Ik zal eenvoudig op mijn gevoel moeten vertrouwen, dacht hij.
Ik zal wat rondlopen en zien of ik vrienden kan krijgen. Maar één ding weet ik—als ik erin slaag om hier wijfjes uit weg te krijgen zal ik die arme ellendige Zwartevaar ook meenemen. Frith op een brug! Ik word nijdig als ik eraan denk dat hij gedwongen wordt om daar zo te zitten! Die fijne Generaal Guldenroede! Een geweer is nog te goed voor hem.
Knabbelend en peinzend bewoog hij zich langzaam in de avondzon over de open weide. Na een tijdje merkte hij dat hij een kleine holte naderde, die nogal op die van de Waterschapsheuvel leek, waar hij en Zilver Kehaar hadden gevonden. In deze holte waren vier wijfjes, met haar ruggen naar hem toe. Hij herkende ze als het groepje dat het laatste naar buiten was gegaan. Zij hadden de hongerige intense fase van eten blijkbaar achter de rug en waren op hun gemak aan het luieren en praten, en hij kon zien dat een van haar de aandacht van de andere drie had. Kopstuk hield bijna nog meer van een verhaal dan andere konijnen en hij voelde zich nu aangetrokken door het vooruitzicht dat hij iets nieuws zou horen in deze vreemde kolonie. Hij liep stil naar de rand van de kuil net toen het wijfje begon te spreken. Toch had hij iets dergelijks eerder gehoord, ergens. De opgetogen sfeer, de ritmische dictie, de aandachtige toehoorders, waar herinnerden ze hem ook alweer aan? Toen herinnerde hij zich de geur van wortelen en Zil-verkruid die de menigte in het grote hol domineerde. Maar deze verzen gingen naar zijn hart zoals die van Zilverkruid niet hadden gedaan.
Lang geleden
zong de geelgors, hoog in de doornboom.
Hij zong bij een nest jongen dat het wijfje naar buiten bracht om te spelen,
Hij zong in de wind en de jongen speelden beneden.

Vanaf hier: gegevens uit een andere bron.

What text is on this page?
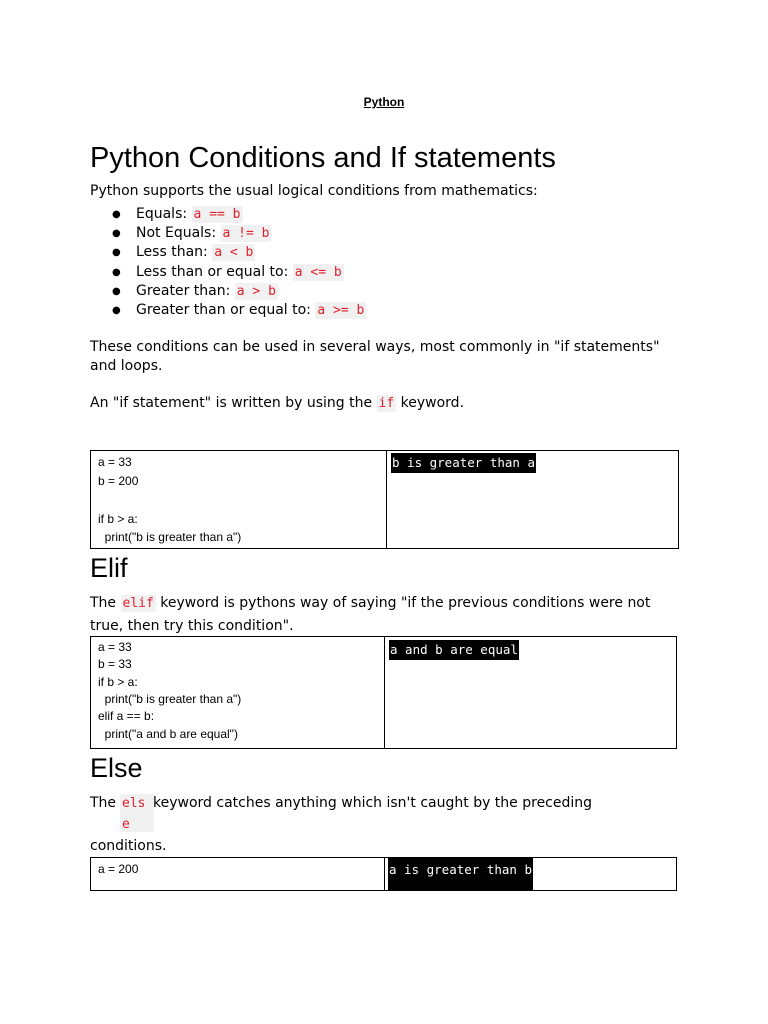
Python
Python Conditions and If statements
Python supports the usual logical conditions from mathematics:
● Equals: a == b
● Not Equals: a != b
● Less than: a < b
● Less than or equal to: a <= b
● Greater than: a > b
● Greater than or equal to: a >= b
These conditions can be used in several ways, most commonly in "if statements"
and loops.
An "if statement" is written by using the if keyword.
a = 33
b = 200
if b > a:
print("b is greater than a")
b is greater than a
Elif
The elif keyword is pythons way of saying "if the previous conditions were not
true, then try this condition".
a = 33
b = 33
if b > a:
print("b is greater than a")
elif a == b:
print("a and b are equal")
a and b are equal
Else
The els
e
keyword catches anything which isn't caught by the preceding
conditions.
a = 200	a is greater than b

Hun tijd verliep onder de essenbloesems.
Maar de vogel vloog weg en mijn hart is somber
En tijd zal nooit meer in de velden spelen.
Lang geleden
klampten zich de oranjekevers vast aan de stengels van het gras.

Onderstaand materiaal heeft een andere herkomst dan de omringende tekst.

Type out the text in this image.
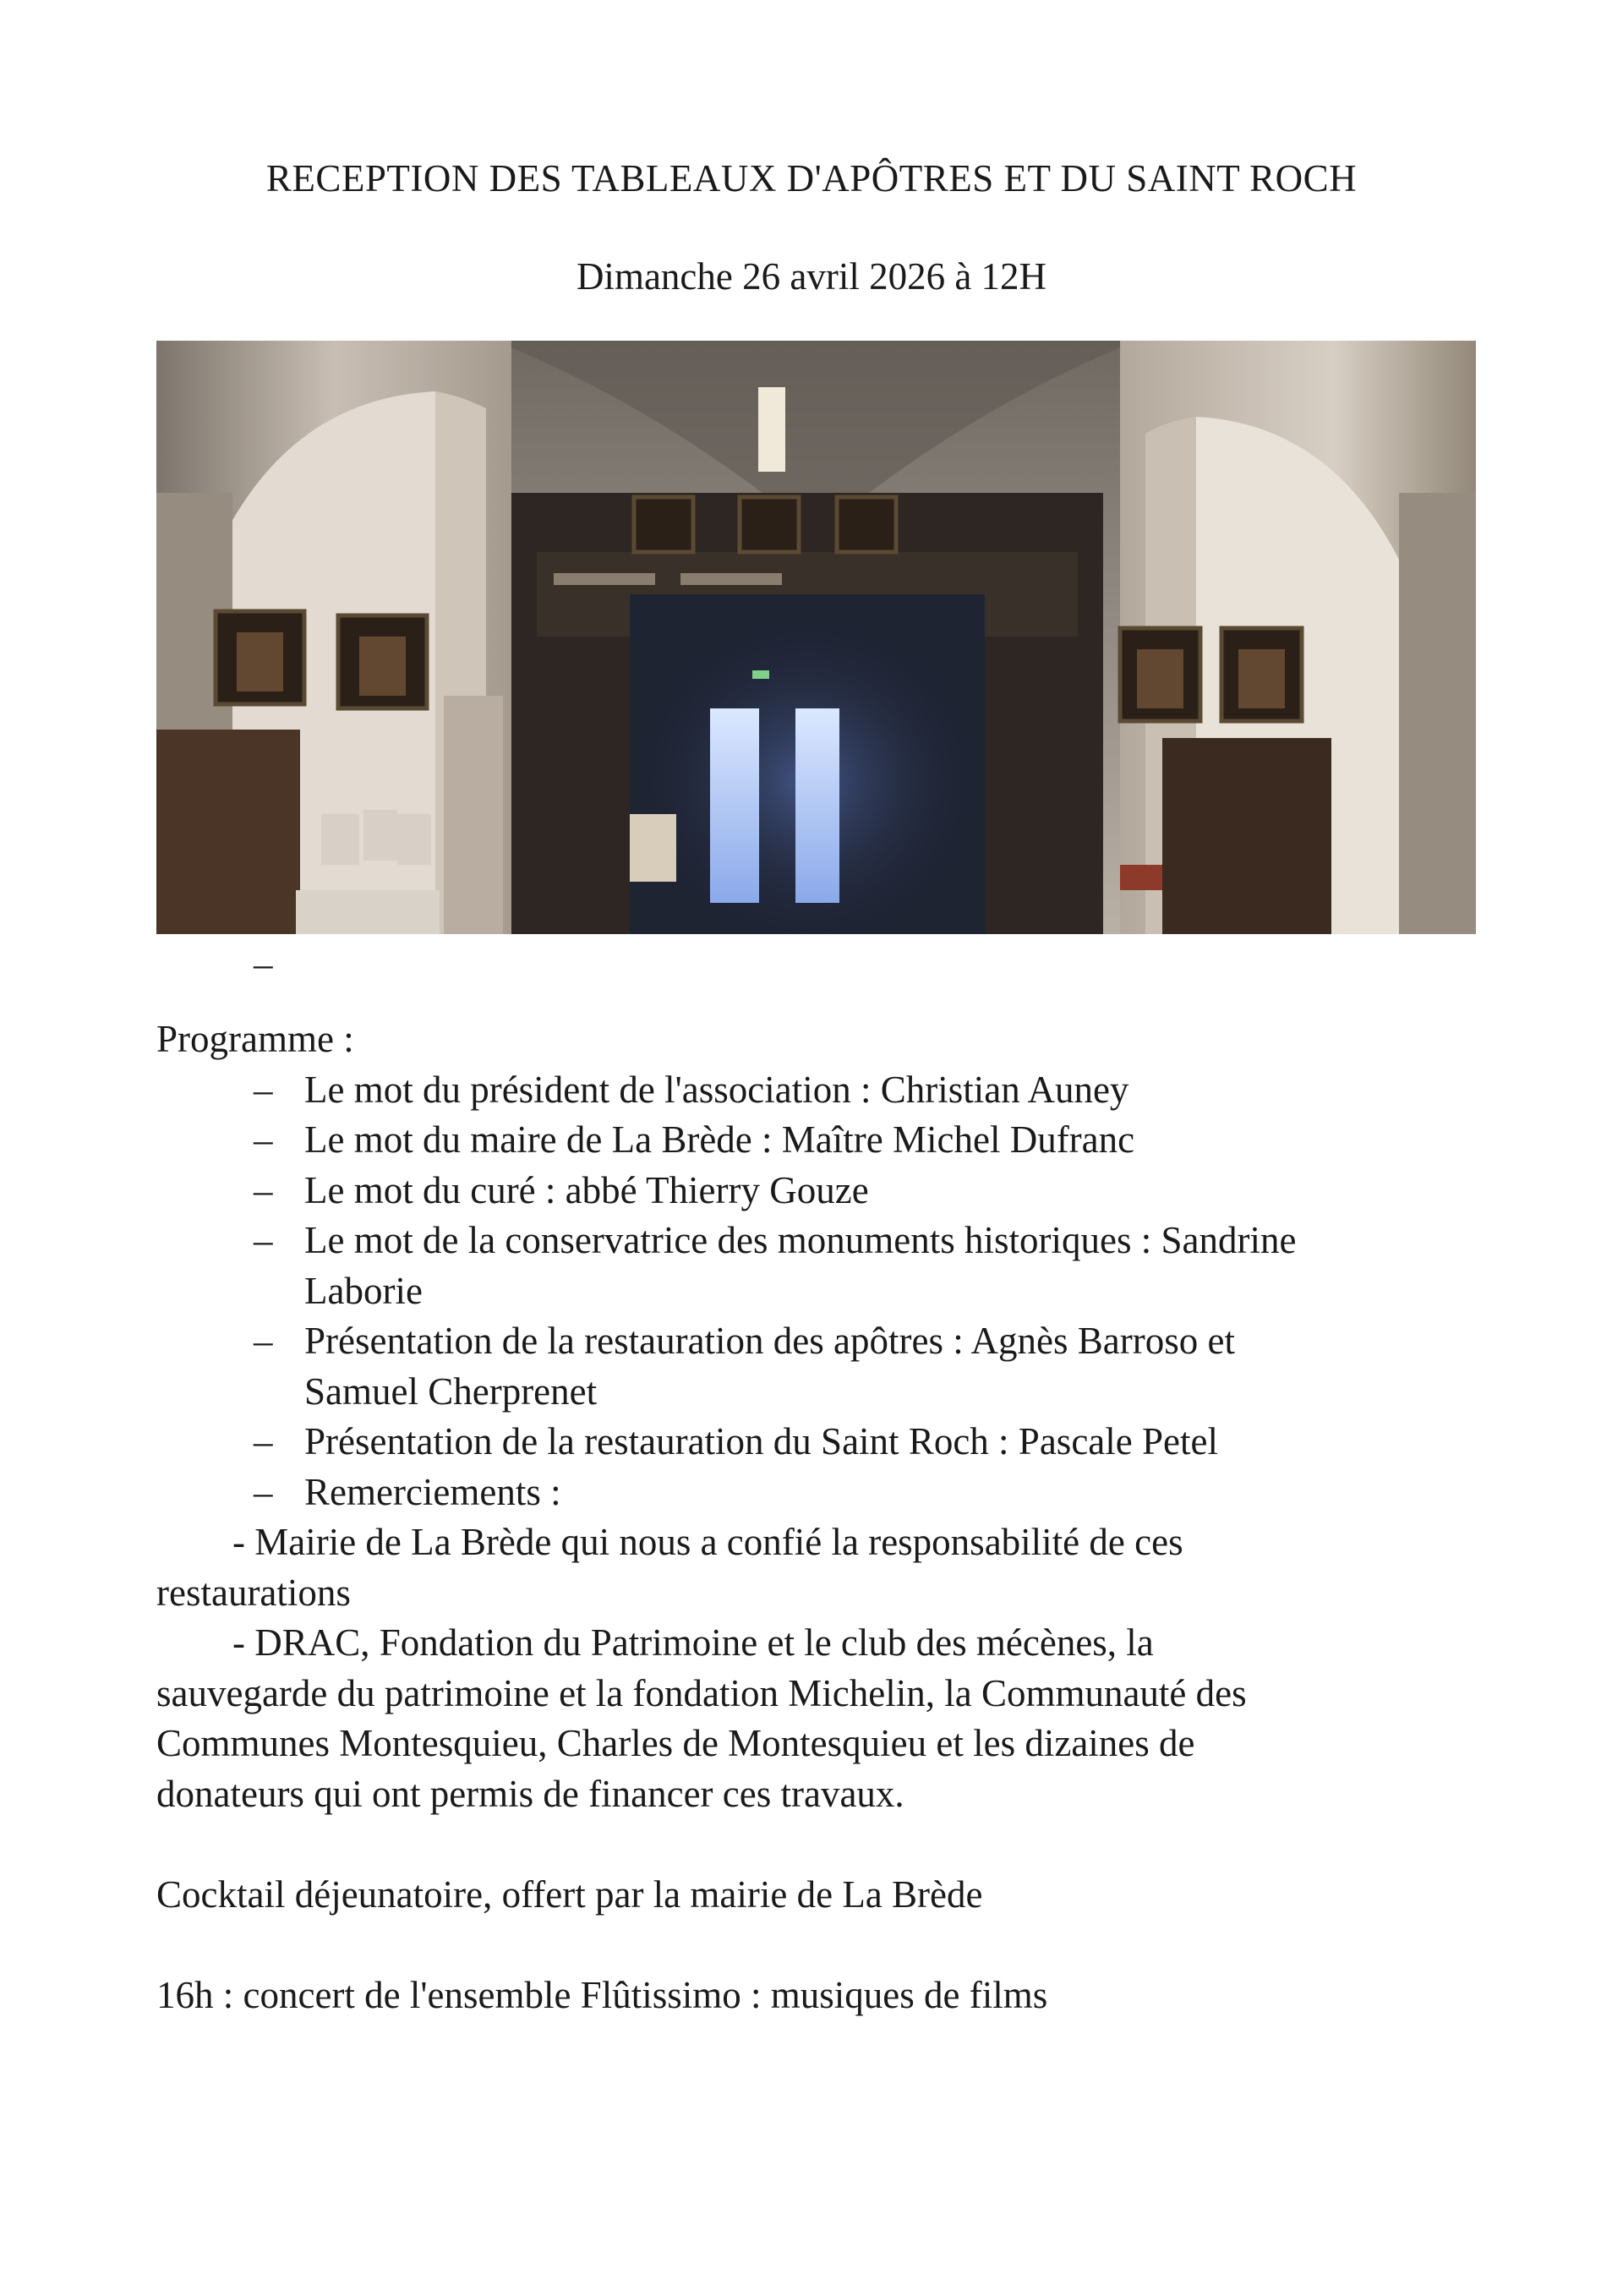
RECEPTION DES TABLEAUX D'APÔTRES ET DU SAINT ROCH

Dimanche 26 avril 2026 à 12H

–

Programme :

– Le mot du président de l'association : Christian Auney
– Le mot du maire de La Brède : Maître Michel Dufranc
– Le mot du curé : abbé Thierry Gouze
– Le mot de la conservatrice des monuments historiques : Sandrine
Laborie
– Présentation de la restauration des apôtres : Agnès Barroso et
Samuel Cherprenet
– Présentation de la restauration du Saint Roch : Pascale Petel
– Remerciements :
- Mairie de La Brède qui nous a confié la responsabilité de ces
restaurations
- DRAC, Fondation du Patrimoine et le club des mécènes, la
sauvegarde du patrimoine et la fondation Michelin, la Communauté des
Communes Montesquieu, Charles de Montesquieu et les dizaines de
donateurs qui ont permis de financer ces travaux.
Cocktail déjeunatoire, offert par la mairie de La Brède
16h : concert de l'ensemble Flûtissimo : musiques de films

Het winderige gras wuifde. Een rammelaar en een wijfje
Renden door de wei. Zij groeven een hol in de berm,
Zij deden wat zij wilden onder de hazelaarbladeren.

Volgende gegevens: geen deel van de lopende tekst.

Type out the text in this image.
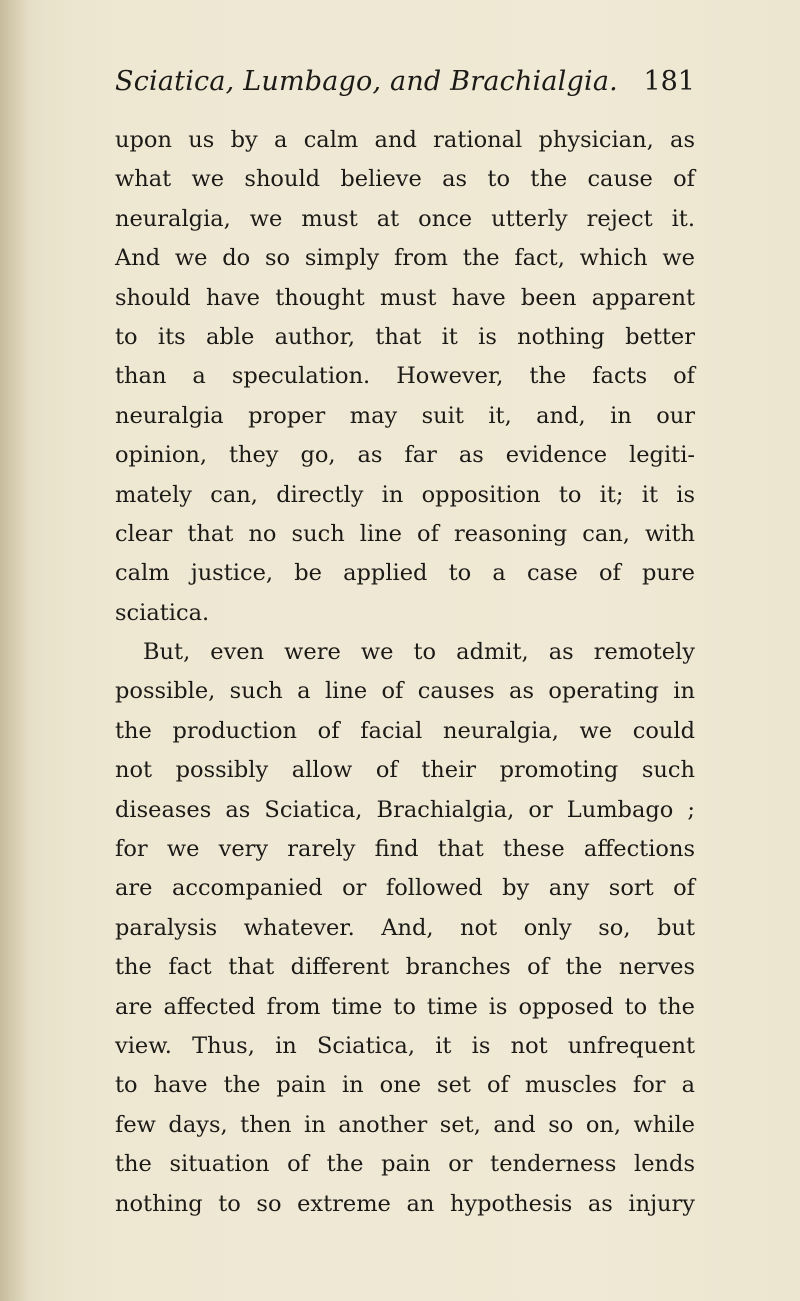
Sciatica, Lumbago, and Brachialgia. 181
upon us by a calm and rational physician, as
what we should believe as to the cause of
neuralgia, we must at once utterly reject it.
And we do so simply from the fact, which we
should have thought must have been apparent
to its able author, that it is nothing better
than a speculation. However, the facts of
neuralgia proper may suit it, and, in our
opinion, they go, as far as evidence legiti-
mately can, directly in opposition to it; it is
clear that no such line of reasoning can, with
calm justice, be applied to a case of pure
sciatica.
But, even were we to admit, as remotely
possible, such a line of causes as operating in
the production of facial neuralgia, we could
not possibly allow of their promoting such
diseases as Sciatica, Brachialgia, or Lumbago ;
for we very rarely find that these affections
are accompanied or followed by any sort of
paralysis whatever. And, not only so, but
the fact that different branches of the nerves
are affected from time to time is opposed to the
view. Thus, in Sciatica, it is not unfrequent
to have the pain in one set of muscles for a
few days, then in another set, and so on, while
the situation of the pain or tenderness lends
nothing to so extreme an hypothesis as injury
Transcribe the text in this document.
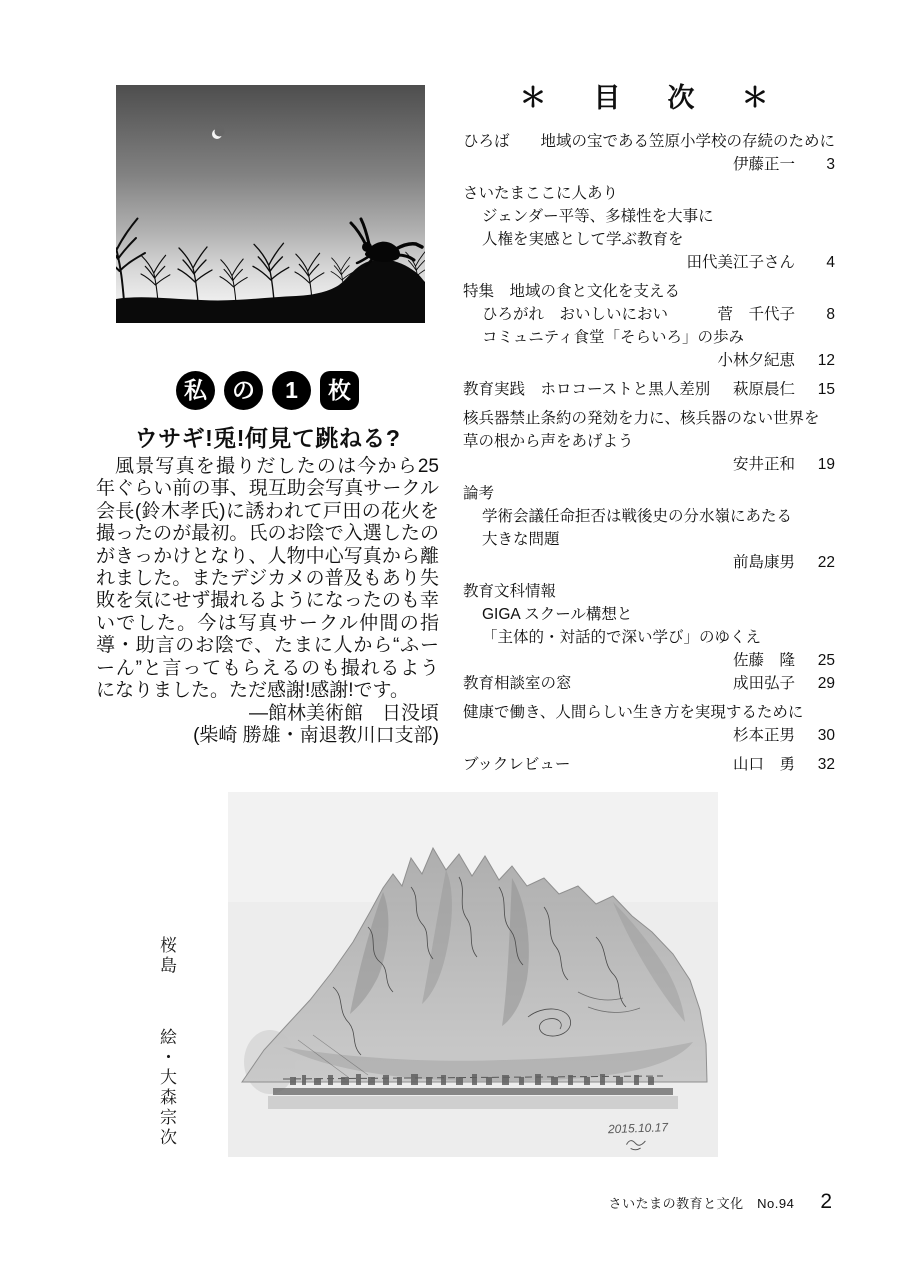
私	の	1	枚
ウサギ!兎!何見て跳ねる?
風景写真を撮りだしたのは今から25年ぐらい前の事、現互助会写真サークル会長(鈴木孝氏)に誘われて戸田の花火を撮ったのが最初。氏のお陰で入選したのがきっかけとなり、人物中心写真から離れました。またデジカメの普及もあり失敗を気にせず撮れるようになったのも幸いでした。今は写真サークル仲間の指導・助言のお陰で、たまに人から“ふーーん”と言ってもらえるのも撮れるようになりました。ただ感謝!感謝!です。
―館林美術館　日没頃
(柴崎 勝雄・南退教川口支部)
＊　目　次　＊
ひろば　　地域の宝である笠原小学校の存続のために
伊藤正一	3
さいたまここに人あり
ジェンダー平等、多様性を大事に
人権を実感として学ぶ教育を
田代美江子さん	4
特集　地域の食と文化を支える
ひろがれ　おいしいにおい	菅　千代子	8
コミュニティ食堂「そらいろ」の歩み
小林夕紀恵	12
教育実践　ホロコーストと黒人差別 萩原晨仁	15
核兵器禁止条約の発効を力に、核兵器のない世界を
草の根から声をあげよう
安井正和	19
論考
学術会議任命拒否は戦後史の分水嶺にあたる
大きな問題
前島康男	22
教育文科情報
GIGA スクール構想と
「主体的・対話的で深い学び」のゆくえ
佐藤　隆	25
教育相談室の窓	成田弘子	29
健康で働き、人間らしい生き方を実現するために
杉本正男	30
ブックレビュー	山口　勇	32
2015.10.17
桜島絵・大森宗次
さいたまの教育と文化　No.94 2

Maar de kevers stierven in de vorst en mijn hart is somber:
En ik zal nooit meer een kameraad kiezen.
De vorst daalt neer, de vorst daalt neer in mijn lichaam.
Mijn neusgaten, mijn oren zijn gevoelloos door de vorst.
De gierzwaluw zal komen in de lente, roepend:’Nieuws! nieuws!
Wijfjes, graaf nieuwe holen en vloei over van melk voor je jongen.’
Ik zal het niet horen. De embryo’s keren terug In mijn afgematte lichaam. Door mijn slaap
Loopt een heg van prikkeldraad om de wind gevangen te zetten. Ik zal de wind nooit meer horen waaien…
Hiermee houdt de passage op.